La grossesse est une période de changements constants et de nouvelles sensations. Parmi celles-ci, les contractions, qu'elles soient associées au travail véritable ou à des phénomènes préparatoires, suscitent souvent des interrogations. Cet article vise à éclaircir les différents aspects des contractions, en particulier celles qui surviennent après un examen du col de l'utérus, et à fournir des informations complètes pour aider les femmes enceintes à mieux comprendre ce qu'elles vivent.
Faux Travail ou Préparation au Travail ?
Il est parfois difficile de distinguer les vraies contractions de travail du "faux travail", surtout lors d'une première grossesse. Le "faux travail" est défini par les équipes médicales comme un épisode de contractions douloureuses, plutôt régulières, d'intensité variable, mais sans effets notables sur le col de l'utérus après quelques heures. Le terme "faux travail" peut être source de déception pour les futures mamans, car il donne l'impression que ces contractions sont inutiles. Il serait plus approprié de parler de "préparation au travail".

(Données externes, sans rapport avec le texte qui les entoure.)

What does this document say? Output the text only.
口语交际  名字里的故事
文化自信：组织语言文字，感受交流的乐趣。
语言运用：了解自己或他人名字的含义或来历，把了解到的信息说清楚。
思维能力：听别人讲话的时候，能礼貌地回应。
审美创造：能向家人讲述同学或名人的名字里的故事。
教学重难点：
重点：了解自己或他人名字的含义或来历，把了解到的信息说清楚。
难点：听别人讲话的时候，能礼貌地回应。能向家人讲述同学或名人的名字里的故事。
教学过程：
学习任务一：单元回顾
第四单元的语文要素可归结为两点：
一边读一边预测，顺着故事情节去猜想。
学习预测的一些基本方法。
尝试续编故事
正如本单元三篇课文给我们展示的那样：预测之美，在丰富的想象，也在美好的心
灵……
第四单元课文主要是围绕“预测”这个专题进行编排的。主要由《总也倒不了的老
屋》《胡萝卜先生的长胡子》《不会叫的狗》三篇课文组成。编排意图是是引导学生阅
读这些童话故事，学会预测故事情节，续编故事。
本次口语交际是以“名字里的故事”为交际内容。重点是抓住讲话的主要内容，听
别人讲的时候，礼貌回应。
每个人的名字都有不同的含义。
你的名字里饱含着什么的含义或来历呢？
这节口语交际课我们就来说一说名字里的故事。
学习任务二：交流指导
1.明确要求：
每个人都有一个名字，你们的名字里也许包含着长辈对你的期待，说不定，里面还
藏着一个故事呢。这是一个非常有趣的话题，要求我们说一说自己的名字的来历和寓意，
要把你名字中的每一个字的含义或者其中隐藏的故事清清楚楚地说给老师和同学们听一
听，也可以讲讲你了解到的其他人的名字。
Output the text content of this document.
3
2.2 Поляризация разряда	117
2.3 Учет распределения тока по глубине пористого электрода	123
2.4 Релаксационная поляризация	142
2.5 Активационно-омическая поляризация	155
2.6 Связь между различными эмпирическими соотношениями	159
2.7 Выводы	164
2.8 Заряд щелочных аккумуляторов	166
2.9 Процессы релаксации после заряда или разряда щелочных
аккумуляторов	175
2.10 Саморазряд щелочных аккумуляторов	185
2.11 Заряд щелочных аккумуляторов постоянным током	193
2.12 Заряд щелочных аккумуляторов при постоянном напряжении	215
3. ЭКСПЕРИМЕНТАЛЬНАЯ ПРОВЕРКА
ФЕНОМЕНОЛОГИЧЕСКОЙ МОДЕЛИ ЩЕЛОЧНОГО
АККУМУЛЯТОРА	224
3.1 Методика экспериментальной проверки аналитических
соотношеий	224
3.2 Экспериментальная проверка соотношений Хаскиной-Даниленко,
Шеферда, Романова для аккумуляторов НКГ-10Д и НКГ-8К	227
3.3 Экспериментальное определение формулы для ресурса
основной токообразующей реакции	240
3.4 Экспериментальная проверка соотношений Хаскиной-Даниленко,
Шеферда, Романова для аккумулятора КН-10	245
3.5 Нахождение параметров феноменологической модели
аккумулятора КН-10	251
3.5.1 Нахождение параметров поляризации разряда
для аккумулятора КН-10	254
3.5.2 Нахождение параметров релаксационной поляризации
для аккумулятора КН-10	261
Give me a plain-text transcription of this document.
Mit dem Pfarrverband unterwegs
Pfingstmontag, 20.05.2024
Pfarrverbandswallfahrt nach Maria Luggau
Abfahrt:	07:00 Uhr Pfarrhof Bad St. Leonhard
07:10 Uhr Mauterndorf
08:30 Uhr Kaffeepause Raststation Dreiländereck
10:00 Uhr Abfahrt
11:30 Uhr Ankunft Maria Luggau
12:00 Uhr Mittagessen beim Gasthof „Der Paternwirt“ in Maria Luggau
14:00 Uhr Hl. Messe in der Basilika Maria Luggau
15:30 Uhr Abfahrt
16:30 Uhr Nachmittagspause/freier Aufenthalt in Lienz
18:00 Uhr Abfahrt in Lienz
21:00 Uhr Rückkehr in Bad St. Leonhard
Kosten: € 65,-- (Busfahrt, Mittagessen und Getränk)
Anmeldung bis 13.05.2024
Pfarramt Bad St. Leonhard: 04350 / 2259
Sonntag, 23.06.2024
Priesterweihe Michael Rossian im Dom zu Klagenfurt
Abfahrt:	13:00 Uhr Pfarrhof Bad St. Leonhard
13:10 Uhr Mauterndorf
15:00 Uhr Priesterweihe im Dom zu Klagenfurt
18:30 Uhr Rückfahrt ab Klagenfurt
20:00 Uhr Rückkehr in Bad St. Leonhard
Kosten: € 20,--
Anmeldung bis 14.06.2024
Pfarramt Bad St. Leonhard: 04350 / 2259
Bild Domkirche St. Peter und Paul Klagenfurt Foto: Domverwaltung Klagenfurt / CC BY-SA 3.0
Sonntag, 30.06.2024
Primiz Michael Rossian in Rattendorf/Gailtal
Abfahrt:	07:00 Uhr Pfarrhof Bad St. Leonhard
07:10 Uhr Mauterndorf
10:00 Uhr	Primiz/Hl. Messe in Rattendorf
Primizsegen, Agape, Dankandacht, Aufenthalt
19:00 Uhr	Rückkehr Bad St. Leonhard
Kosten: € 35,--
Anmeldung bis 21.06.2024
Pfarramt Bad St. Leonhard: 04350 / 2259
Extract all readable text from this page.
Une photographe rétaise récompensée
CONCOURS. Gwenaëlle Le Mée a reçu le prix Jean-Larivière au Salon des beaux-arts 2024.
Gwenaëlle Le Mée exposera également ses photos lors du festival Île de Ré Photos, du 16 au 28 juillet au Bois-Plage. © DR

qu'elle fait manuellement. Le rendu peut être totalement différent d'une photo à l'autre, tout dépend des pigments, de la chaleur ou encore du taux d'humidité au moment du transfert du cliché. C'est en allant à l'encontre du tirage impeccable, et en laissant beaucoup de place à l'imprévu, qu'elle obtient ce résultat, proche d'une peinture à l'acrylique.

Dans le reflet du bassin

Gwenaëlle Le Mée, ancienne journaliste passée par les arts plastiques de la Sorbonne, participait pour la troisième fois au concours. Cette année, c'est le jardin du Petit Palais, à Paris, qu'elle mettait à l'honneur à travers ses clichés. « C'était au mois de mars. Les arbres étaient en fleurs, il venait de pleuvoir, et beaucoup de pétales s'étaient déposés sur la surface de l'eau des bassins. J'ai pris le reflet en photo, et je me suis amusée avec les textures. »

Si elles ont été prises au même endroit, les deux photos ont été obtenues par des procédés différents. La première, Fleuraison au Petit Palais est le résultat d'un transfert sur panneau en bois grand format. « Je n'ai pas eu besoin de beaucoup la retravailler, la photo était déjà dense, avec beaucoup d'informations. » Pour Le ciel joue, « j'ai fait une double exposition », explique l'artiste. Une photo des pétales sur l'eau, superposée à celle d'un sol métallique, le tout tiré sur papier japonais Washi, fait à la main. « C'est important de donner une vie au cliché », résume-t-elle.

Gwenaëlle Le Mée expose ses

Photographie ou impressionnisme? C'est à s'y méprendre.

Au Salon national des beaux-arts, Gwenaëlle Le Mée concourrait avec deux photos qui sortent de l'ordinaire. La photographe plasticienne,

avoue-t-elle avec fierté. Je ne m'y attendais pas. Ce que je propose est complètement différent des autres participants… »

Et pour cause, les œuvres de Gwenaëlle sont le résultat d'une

Le terme "faux travail" est généralement utilisé au cours du 9e mois de grossesse. Avant cette date, soit avant 37 semaines d'aménorrhée, des contractions douloureuses peuvent être considérées comme une menace d'accouchement prématuré.
Combien de temps avant l'accouchement les fausses contractions arrivent-elles ?
Le délai entre le faux travail et l'accouchement varie d'une femme à l'autre. Certains changements peuvent survenir quelques semaines ou quelques heures avant le début du travail, mais ils sont inconstants et peuvent passer inaperçus. Le bouchon muqueux peut s'expulser sous la forme de pertes brunâtres et épaisses lorsque le col commence à s'entrouvrir. La maman peut percevoir que son bébé est descendu dans le bassin. Le diaphragme et l'estomac étant moins comprimés, cela se traduit par une amélioration de la respiration et de la digestion. Par contre, le bébé étant plus bas, il appuie davantage sur la vessie. Le bassin se modifie et on peut avoir du mal à marcher.
Reconnaître les Contractions de Travail
Au cours des dernières semaines de grossesse, il est fréquent de remarquer que le ventre se durcit de plus en plus souvent. La douleur ressentie au moment de la contraction n'est pas toujours le meilleur indicateur, car elle varie énormément d'une maman à l'autre.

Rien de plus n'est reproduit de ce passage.